Sul decreto per l’Emilia Romagna, l’onorevole Ottaviani ha detto che “la nomina del commissario” su cui molto si sta dibattendo in queste ore “è questione di ore e di qualche riflessione in più. Certo è che il Governo ha già fatto la propria parte, dal momento che, da sabato scorso, è in pubblicazione in Gazzetta ufficiale il decreto che tratta non solo della ricostruzione, ma anche degli aiuti. Il documento si muove su tre direttrici importanti per dare subito linfa finanziaria alle imprese e ai lavoratori autonomi. Per quanto riguarda le attività produttive e gli autonomi c’è la possibilità di accedere a un contributo straordinario che va da 500 fino a 3.000 euro; per i lavoratori occasionali c’è la previsione di uno strumento di sostegno simile alla cassa integrazione con uno sforzo, con pochi precedenti, da parte del Governo di aiuto contemporaneo sia del lavoro autonomo sia di quello subordinato. Poi c’è il congelamento di una serie di adempimenti di carattere fiscale e tributario per i residenti delle zone colpite dall’alluvione fino al 31 agosto. Sono le prime misure, ne seguiranno altre anche per evitare che si perda tempo. Bonaccini? E’ uno dei nomi sul tavolo, anche se non ci dobbiamo dimenticare che lui è già presidente della Regione e ha già una serie di funzioni, anche delegate e trasferite, cui dovere adempiere per rispettare il mandato che gli è stato dato dagli elettori”.

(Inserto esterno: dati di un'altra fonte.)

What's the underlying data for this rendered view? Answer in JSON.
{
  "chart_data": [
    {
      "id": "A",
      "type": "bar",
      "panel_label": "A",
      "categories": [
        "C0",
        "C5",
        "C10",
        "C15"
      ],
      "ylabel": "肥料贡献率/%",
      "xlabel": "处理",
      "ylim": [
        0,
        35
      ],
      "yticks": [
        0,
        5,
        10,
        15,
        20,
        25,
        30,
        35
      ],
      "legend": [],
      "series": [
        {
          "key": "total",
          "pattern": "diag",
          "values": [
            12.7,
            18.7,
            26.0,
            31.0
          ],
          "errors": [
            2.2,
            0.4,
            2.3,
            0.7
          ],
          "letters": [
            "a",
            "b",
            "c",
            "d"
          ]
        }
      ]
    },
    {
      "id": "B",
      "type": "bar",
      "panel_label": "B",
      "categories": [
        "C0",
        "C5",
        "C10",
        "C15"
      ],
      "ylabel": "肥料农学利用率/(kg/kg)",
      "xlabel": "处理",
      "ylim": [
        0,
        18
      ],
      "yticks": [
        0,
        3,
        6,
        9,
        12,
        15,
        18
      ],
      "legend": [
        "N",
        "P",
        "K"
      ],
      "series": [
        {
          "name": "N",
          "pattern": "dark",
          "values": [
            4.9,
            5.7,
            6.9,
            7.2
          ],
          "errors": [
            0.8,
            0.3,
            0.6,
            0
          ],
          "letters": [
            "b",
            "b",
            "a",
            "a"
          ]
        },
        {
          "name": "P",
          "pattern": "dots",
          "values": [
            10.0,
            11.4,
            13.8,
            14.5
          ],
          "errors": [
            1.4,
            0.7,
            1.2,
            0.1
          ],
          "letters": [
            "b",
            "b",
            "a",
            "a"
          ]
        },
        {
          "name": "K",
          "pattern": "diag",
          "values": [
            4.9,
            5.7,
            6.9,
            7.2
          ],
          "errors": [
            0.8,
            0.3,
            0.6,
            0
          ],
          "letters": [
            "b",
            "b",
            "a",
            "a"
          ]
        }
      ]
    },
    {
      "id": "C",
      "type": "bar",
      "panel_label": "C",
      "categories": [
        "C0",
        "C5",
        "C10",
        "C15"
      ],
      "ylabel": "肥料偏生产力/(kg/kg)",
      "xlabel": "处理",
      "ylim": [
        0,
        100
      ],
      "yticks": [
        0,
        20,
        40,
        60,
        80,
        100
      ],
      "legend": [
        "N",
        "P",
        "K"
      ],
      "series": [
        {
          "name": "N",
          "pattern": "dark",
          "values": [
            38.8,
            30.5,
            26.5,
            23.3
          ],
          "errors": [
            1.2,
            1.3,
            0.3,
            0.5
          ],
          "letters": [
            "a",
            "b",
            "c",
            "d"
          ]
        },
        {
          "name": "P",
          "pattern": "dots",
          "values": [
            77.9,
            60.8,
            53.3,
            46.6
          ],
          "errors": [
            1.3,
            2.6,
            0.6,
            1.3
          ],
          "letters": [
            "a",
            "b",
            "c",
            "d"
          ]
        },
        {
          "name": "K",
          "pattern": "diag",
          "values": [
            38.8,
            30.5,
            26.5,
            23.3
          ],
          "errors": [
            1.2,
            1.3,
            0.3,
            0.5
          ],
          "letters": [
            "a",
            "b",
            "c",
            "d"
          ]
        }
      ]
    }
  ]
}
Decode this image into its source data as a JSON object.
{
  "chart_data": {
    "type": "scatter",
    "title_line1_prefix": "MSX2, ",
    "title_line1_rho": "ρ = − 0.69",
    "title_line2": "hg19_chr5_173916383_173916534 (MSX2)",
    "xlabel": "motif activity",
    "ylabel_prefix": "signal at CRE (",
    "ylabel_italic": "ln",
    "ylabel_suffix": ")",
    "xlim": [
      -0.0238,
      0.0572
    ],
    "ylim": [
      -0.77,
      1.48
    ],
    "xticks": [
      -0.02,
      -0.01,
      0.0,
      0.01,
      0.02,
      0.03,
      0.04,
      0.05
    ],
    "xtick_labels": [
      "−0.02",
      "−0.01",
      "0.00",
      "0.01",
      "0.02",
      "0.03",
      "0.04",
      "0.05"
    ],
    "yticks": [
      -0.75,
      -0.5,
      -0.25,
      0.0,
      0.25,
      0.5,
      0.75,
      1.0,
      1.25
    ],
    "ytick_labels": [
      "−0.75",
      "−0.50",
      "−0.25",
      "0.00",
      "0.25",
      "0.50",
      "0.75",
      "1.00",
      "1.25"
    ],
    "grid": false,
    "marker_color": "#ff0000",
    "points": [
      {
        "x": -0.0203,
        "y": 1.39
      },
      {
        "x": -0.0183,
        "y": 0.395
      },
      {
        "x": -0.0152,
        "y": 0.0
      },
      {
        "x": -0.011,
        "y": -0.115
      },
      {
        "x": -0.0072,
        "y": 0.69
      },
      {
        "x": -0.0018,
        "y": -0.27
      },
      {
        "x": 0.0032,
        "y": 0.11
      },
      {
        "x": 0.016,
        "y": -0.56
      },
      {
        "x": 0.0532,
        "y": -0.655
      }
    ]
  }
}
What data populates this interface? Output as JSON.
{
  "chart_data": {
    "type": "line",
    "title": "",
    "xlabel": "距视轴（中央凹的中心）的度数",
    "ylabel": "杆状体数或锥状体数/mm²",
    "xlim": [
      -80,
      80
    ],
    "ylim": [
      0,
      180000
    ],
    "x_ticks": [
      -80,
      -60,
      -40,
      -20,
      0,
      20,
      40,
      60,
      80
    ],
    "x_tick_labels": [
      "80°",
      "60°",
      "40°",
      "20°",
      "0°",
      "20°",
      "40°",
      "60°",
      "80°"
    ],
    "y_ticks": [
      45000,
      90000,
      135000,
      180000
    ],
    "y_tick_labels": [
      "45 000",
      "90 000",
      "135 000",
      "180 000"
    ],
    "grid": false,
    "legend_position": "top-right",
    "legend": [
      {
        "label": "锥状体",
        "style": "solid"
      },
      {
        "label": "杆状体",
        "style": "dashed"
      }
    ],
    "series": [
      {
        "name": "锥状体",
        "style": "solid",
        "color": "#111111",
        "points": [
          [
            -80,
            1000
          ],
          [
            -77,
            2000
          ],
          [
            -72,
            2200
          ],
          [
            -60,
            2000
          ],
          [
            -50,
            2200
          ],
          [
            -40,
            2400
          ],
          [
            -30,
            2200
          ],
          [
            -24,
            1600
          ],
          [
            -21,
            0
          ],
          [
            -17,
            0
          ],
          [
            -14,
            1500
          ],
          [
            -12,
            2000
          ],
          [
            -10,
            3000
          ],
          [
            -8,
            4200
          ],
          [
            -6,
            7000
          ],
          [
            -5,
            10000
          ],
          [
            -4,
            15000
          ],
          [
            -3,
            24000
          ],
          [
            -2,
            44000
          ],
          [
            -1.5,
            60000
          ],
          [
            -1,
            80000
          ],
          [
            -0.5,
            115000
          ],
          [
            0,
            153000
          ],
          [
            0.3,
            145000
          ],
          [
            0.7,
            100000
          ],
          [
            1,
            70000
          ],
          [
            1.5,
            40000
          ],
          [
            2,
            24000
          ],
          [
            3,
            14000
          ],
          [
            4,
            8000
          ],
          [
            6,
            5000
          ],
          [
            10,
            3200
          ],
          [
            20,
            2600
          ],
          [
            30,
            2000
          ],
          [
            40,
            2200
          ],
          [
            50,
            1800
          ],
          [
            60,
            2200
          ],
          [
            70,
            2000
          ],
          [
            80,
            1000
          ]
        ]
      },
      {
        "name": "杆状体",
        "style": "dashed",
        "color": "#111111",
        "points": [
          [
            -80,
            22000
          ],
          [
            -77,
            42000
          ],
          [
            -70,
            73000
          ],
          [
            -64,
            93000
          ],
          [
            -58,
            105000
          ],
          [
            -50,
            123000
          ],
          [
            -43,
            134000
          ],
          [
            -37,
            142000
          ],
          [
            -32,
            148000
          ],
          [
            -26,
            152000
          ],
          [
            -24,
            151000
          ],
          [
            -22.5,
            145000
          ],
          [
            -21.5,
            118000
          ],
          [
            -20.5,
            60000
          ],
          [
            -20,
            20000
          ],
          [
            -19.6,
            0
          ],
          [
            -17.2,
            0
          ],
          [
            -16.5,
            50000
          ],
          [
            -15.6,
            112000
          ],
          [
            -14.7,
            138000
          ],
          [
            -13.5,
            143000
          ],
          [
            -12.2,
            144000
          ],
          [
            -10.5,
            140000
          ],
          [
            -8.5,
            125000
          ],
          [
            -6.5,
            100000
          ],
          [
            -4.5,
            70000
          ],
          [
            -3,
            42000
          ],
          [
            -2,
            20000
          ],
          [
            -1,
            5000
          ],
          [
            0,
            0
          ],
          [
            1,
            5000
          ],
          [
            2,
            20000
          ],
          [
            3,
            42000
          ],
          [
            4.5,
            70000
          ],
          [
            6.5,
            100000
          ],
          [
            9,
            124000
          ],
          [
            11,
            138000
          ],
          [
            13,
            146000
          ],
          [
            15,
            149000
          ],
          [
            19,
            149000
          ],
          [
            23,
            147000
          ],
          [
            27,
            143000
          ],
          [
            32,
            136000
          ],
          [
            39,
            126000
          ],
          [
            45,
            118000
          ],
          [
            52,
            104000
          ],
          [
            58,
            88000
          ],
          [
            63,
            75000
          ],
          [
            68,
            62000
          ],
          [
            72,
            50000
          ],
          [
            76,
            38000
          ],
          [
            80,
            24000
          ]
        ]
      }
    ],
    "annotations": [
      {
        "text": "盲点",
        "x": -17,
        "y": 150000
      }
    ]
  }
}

Sulla capacità di gestione dei fondi del Pnrr da parte dei sindaci, l’onorevole Ottaviani, anche sulla scorta della sua precedente esperienza decennale di primo cittadino di Frosinone ricordata in studio, ha voluto sottolineare come “i sindaci sanno ben amministrare le dotazioni che sono loro destinate. Vero è, come ha sottolineato il presidente dell’Anci Decaro, che il flusso di risorse verso le amministrazioni locali potrebbe essere più fluido e meno farraginoso”.
A proposito di Pnrr, il dibattito è, poi, scivolato sulla questione dei poteri di controllo da parte della Corte dei Conti e Ottaviani ha ribadito che “il presidente della Corte dei Conti, a margine dell’incontro con il Governo, ha detto che non c’è alcun bavaglio. La questione ruota attorno al controllo concomitante. La maggioranza ritiene che quello a valle, alla fine del procedimento, con la verifica della legittimità delle procedure adottate e delle spese compiute, sia più che congruo. Il controllo concomitante pone un problema oggettivo di efficacia ed efficienza dell’azione amministrativa, perché si rischia di rallentare i procedimenti finanziari, non fosse altro per il numero esiguo delle unità in organico all’interno del comparto del controllo contabile, difficilmente conciliabile rispetto a quella che, di fatto, diventerebbe una cogestione, con gli amministratori locali, di una mole enorme di progetti e risorse”.